Witam, czeka nas w tym roku wymiana desek pomostu, raczej kładki. Deski będą leżały na profilach stalowych i teoretycznie 20 cm nad wodą. Po lekturze forum wyszło mi, że najlepiej założyć modrzew. Więc w planie 14 cm deseczki grube na 3,5cm. I jak to zaimpregnować, żeby było dobrze i na długo, nie wymagało zbyt wielu zabiegów. I wymyśliłam, a raczej znalazłam w necie opalanie drewna na wzór japoński. Same zalety.

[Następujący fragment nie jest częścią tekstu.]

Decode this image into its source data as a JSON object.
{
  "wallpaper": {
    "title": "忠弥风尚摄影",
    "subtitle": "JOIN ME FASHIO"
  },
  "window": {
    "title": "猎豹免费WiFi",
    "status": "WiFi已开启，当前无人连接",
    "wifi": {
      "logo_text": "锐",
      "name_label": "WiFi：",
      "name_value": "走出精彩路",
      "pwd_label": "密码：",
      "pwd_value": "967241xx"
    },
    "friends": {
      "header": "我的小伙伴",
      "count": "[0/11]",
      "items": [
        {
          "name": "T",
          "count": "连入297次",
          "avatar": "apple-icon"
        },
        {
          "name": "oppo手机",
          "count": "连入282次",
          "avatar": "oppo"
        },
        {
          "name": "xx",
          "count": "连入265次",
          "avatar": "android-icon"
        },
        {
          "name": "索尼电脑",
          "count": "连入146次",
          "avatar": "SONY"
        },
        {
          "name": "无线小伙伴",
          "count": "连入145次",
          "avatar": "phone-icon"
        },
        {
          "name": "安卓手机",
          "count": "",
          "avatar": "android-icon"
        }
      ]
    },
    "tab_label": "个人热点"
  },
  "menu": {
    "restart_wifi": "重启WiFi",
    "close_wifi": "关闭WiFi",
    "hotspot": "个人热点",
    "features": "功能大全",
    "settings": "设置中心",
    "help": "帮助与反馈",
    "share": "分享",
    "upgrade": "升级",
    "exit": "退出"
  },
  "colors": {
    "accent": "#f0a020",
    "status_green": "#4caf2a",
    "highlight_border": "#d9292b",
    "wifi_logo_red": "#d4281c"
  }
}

Myślę, żeby te deski średnio mocno opalić, wierzchnią warstwę przeszlifować trochę dla lepszego efektu wizualnego i praktycznego, całość potraktować olejem lnianym i voila.
Czy ktoś z Was ma doświadczenie z tą metodą? Bo ja mam kilka wątpliwości.
1. Czy tego drewna nie trzeba wcześciej impregnować chemicznie?
2. Czy wystarczy raz olejować, czy następnego dnia powtarzać?
3. Czy nie będzie mocno brudzić, gdybym chciała się posmażyć na słonku?
4. Czy jest powód, dla którego powinnam wybić sobie opalanie z głowy i zabezpieczać inaczej.
Z góry dziękuję za każdą odpowiedź.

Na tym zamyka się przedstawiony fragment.